À son grand étonnement – il avait toujours entendu que le marché du travail des psychologues était complètement saturé –, il trouva rapidement un poste de psychologue à mi-temps dans une petite institution recevant des adolescents ayant des troubles du comportement. Désormais, il n’avait plus de maître de stage, il était seul, livré à lui-même ce qui le rendait fier, mais l’angoissait également. Il se rendait bien compte qu’on ne devient réellement psychologue qu’à partir du moment où l’on n’a plus le statut de stagiaire. Au bout de deux mois, une situation de crise au sein de l’institution lui permit de commencer à asseoir sa place et d’être plus intégré par l’équipe : son intervention, sous la forme du Photolangage®, ayant favorisé la reprise d’un lien entre les professeurs des écoles et les éducateurs, alors pris dans des conflits ancestraux. Il analysa cette situation dans son groupe d’intervision et constata combien la technique avait été étayante pour lui. S’il trouvait petit à petit sa place au sein de cet établissement, c’était évidemment en s’appuyant sur l’analyse et la manière dont il parvenait à penser les processus, tant institutionnels que lors de ses rencontres avec les patients, mais aussi grâce au cadre théorique qui lui servait de garant. À l’inverse, il se sentait moins à l’aise avec les comptes rendus qu’il devait effectuer à destination de structures qu’il méconnaissait. Sa formation ne lui avait pratiquement pas apporté de méthodologie sur ce type de travail. S’il savait ce qu’était un cadre, il ignorait ce qu’était être un cadre supérieur. Il souffrait également d’une méconnaissance des structures en réseau avec son institution. Malgré tout, il put rapidement se documenter, puis participer à une session de la « CDES Commission Départementale d’Éducation Spéciale plénière » et se faire son idée sur son fonctionnement.

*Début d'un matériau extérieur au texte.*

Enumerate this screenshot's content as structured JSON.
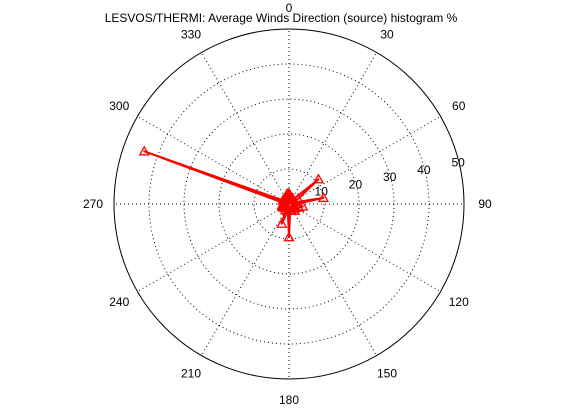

Au bout de quelques mois, le psychiatre, chef de service, avait confié à Anatole quelques suivis, ce qui dépassait ses compétences, pensait-il. Il entreprit alors une formation en thérapie familiale, qui lui apporta davantage d’outils pour penser sa clinique, mais surtout plus de confiance. Il expérimentait et s’appropriait progressivement différentes théories du soin, pour se construire la sienne propre : la catharsis, l’interprétation puis la fonction de contenance étaient venues tour à tour occuper son esprit et ses lectures avant qu’il puisse introjecter sa propre théorie du soin, celle avec laquelle il se sentait à l’aise pour travailler. En outre, sa participation à des colloques et à des conférences, ainsi que la lecture d’ouvrages spécialisés fournissaient à Anatole des outils supplémentaires pour tenter de mener au mieux sa pratique de psychologue. Si son employeur reconnaissait l’importance de ces démarches, il ne lui permettait pas pour autant de bénéficier d’un temps de travail à l’extérieur de l’établissement, ce qu’Anatole interpréta, étant donné son jeune âge, comme de l’anti-rides : Recherche Information Documentation Évaluation Supervision.